Sebagai negara kepulauan dengan wilayah maritim yang luas dan kompleks,
Indonesia sangat dipengaruhi oleh interaksi antara laut dan atmosfer yang
menentukan dinamika cuaca dan iklim regional. Untuk memahami dinamika
tersebut secara lebih komprehensif, khususnya di wilayah tropis seperti Selat
Lombok, penelitian ini membandingkan performa model kopel laut-atmosfer
dengan model laut (MITgcm) dan atmosfer (WRF) yang berdiri sendiri. Simulasi
dilakukan selama 14 bulan (Januari 2004 – Februari 2005), dengan fokus analisis
pada musim barat 2005 (Desember 2004 – Februari 2005).

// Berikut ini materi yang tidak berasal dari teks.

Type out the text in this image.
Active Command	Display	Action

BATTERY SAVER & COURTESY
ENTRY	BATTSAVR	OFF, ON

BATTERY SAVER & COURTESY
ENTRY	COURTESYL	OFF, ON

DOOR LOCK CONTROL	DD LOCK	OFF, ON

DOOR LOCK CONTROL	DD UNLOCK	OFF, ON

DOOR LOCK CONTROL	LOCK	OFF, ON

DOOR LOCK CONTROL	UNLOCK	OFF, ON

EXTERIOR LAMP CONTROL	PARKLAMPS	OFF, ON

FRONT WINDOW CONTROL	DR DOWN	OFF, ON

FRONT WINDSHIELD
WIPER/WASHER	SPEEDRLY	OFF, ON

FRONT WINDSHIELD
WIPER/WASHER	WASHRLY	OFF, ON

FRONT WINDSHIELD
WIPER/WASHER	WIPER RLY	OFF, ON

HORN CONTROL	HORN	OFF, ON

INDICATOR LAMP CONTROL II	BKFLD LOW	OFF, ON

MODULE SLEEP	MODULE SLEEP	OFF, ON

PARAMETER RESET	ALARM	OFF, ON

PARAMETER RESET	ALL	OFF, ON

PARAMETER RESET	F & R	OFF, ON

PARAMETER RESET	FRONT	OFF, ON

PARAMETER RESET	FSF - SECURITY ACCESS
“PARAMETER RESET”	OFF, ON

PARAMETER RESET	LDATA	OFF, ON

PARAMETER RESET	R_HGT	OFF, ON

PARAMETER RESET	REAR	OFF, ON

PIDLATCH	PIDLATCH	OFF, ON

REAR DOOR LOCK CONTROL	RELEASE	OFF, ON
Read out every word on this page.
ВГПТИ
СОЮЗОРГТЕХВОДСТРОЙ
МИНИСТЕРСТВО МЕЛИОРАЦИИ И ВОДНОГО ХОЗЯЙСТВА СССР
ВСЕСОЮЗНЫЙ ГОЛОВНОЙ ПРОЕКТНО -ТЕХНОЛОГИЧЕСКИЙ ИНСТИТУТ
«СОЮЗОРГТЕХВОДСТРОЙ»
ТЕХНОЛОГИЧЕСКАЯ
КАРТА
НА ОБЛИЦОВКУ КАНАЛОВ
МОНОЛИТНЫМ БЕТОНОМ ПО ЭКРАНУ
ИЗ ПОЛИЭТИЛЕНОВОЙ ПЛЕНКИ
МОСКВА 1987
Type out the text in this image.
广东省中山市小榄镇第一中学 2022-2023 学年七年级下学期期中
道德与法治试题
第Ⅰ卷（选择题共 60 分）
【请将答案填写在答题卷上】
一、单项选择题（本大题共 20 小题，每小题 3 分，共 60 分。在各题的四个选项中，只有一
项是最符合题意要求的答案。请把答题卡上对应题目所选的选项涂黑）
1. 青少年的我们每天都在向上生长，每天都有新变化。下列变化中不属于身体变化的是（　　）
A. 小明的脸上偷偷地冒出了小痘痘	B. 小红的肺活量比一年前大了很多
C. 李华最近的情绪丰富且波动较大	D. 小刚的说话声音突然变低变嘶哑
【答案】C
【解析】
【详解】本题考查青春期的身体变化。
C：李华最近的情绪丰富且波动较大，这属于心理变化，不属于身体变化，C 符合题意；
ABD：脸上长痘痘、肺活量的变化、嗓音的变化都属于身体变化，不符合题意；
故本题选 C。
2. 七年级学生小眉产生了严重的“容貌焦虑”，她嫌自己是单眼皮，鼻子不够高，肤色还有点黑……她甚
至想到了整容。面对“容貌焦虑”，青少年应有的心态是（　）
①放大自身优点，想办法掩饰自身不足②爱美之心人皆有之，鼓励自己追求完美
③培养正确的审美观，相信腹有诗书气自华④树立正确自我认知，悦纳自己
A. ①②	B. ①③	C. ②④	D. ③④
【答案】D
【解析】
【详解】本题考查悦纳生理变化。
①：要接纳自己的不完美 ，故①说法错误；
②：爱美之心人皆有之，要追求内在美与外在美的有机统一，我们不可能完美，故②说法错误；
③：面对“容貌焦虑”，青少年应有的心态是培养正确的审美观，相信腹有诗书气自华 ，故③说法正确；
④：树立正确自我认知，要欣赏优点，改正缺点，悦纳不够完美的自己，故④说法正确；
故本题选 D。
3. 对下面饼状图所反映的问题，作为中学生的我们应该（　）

Model kopel dibangun
dengan mengintegrasikan MITgcm dan WRF menggunakan Earth System
Modeling Framework (ESMF). Dua pendekatan dijalankan, yakni model kopel
sinoptik dan kontinu, untuk menguji sensitivitas terhadap cara eksekusi. Evaluasi
dilakukan terhadap empat parameter: suhu permukaan laut (SPL), angin di
ketinggian 10 meter, arus permukaan, dan presipitasi yang dibandingkan terhadap
data satelit dan reanalysis dari MODIS Aqua, OISST, MERRA-2, QuikSCAT,
CMEMS, CHIRPS, dan TRMM. Hasil menunjukkan bahwa model kopel mampu
mereduksi bias SPL hingga 2°C dibandingkan model MITgcm yang berdiri sendiri.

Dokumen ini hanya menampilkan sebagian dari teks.